The one too small to do much of anything, besides to hear conversations he wasn't meant to hear.
"Did you see that? Snapshot just stamped filthy organic-matter down the walkway."
"It's just mud, but yah, it's disgusting. Hey, Snapshot! Clean your mess up!"
Giggling
"I don't think he can hear you with those tiny, primitive audials of his."
"Not like he could clean up his mess properly, anyway. He'd just make it worse with those dirty fleshling servos ."
"Abomination."
"Disgrace."
"Gross."
It was a typical recharge session when Snapshot experienced his night-terrors, recounting the many incidents and insults hurled towards his person by his brothers - and sisters, alike.
So it was good he had brothers he could appreciate.
He had sequestered himself away into a litter of beaver pups, perhaps the 27th litter to have accepted him in his various ventures back and forth, between beaver dams that season. Their mother he had helped raise from a pup three stellar-cycles ago, feeding the beaver-family back then tributes of quaking aspen saplings.
He'd grown them himself.
Snapshot had been very proud at the time.
But he had no one to share his discovery with.
And so, like any of his little victories.
Any joy they'd initially brought, was doomed to wither away.
Eventually, it would just become routine to Snapshot.
Since he couldn't sleep, he felt an instinctive urge to make himself useful. At least then, he would be appreciated - if only by himself.
Idle servos had helped cause the death of many a lazy, unprepared sparkling.
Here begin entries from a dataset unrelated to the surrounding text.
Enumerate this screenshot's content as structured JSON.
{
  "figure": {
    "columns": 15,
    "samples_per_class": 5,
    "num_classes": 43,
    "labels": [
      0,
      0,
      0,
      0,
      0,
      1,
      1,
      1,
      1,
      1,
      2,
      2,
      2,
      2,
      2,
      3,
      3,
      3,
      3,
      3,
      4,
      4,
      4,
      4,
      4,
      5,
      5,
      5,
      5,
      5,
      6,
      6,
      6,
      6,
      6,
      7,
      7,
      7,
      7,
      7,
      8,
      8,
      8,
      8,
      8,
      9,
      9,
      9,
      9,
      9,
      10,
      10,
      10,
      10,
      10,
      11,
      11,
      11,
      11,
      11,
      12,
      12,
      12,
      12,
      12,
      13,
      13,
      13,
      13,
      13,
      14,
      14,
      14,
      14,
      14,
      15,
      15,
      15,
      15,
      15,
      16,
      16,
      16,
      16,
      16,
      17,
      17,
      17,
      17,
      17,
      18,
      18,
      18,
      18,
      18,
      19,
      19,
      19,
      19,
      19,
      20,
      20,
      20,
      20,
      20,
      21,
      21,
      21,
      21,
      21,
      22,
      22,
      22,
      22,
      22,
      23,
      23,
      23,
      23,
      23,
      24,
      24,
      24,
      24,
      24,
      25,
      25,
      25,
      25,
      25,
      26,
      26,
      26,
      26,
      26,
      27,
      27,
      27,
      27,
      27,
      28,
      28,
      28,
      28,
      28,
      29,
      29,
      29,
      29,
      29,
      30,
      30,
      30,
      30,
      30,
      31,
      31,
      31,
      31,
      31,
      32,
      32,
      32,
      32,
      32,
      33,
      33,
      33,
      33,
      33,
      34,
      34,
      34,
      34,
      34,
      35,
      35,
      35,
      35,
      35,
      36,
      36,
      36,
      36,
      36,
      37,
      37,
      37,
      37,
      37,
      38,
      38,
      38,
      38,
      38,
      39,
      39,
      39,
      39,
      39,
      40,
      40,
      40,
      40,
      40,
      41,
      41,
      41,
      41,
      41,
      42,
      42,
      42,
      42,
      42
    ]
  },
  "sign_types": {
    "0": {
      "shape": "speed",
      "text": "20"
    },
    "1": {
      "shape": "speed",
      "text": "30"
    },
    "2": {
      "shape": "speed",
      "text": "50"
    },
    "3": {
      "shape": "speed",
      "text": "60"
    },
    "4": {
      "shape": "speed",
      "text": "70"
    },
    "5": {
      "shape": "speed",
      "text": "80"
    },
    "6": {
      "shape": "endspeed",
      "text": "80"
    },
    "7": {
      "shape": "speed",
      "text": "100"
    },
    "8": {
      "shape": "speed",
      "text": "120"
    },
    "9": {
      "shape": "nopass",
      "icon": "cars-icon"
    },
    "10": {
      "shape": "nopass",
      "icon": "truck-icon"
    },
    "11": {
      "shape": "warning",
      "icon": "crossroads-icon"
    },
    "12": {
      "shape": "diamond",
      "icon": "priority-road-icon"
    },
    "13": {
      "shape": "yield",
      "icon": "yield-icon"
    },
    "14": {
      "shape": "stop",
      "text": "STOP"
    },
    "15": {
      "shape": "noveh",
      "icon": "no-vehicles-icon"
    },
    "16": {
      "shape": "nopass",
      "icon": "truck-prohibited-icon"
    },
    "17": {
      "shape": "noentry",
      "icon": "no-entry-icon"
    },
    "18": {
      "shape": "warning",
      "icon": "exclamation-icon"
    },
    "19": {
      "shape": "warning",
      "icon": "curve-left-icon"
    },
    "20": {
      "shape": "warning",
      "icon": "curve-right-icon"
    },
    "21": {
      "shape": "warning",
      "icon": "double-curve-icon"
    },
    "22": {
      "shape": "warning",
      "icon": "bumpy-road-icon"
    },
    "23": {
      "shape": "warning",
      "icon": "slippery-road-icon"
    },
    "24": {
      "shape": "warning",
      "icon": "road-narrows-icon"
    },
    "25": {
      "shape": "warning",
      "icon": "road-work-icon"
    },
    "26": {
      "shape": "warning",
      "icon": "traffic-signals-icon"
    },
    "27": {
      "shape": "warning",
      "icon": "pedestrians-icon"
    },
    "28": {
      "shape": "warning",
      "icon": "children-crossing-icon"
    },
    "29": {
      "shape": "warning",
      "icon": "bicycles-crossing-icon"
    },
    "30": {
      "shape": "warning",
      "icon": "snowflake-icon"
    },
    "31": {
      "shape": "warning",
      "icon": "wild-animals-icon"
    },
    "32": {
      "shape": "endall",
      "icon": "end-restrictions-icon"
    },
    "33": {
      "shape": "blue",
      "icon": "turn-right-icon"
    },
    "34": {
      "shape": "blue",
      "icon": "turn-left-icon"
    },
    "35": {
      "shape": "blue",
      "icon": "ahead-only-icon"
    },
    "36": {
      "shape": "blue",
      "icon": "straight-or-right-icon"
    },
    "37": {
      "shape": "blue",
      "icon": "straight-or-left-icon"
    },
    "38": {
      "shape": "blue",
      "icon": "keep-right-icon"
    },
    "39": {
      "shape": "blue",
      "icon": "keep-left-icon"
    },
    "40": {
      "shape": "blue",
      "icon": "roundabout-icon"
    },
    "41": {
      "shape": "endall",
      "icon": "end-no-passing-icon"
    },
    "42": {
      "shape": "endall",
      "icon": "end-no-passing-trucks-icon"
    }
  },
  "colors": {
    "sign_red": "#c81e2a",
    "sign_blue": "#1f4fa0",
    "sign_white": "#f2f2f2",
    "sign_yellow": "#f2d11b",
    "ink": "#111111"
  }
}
Past a certain age one was expected to feed and to fuel themselves, and besides the animals upon planet Earth, Snapshot was certain he knew that lesson better than anyone.
He'd been the smallest since he could remember.
A runt among thousands.
And countless others, he never knew.
Rats had it better, their upbringing buffered by their numbers from predators.
Wasps had it good in their sister-nests, their lives given in support of one another.
But not cybertronians - not sparklings.
And especially not spark-eaters.
Snapshot had only survived so long, within those hellish cannibalistic tunnels...
Because he'd gone unnoticed.
What insanity had infected his processor, to cause him to desire - to remove the one element of his person which had kept him safe?
Surely, his safety wasn't owed to his ferocity of fang, nor his charisma of word - but it was owed to his pitifulness - his smallness.
His unthreatening stature.
And it was a great shame he could not shake.
He owed it.
His runtiness.
A great debt.
He could not escape it.
But he could swim.
And so he left the warmth of the beaver pups, trusting their parents to do their bidding as nature intended. Tucking into the water, he lingered at the water's bottom out of habit, searching the pond's surface for any new activity.
There wasn't a duck in sight.
Which was odd.
It was the time for their spring migration and the pond was typically full of the creatures.
Snapshot couldn't shake a budding pustule of dread within his spark.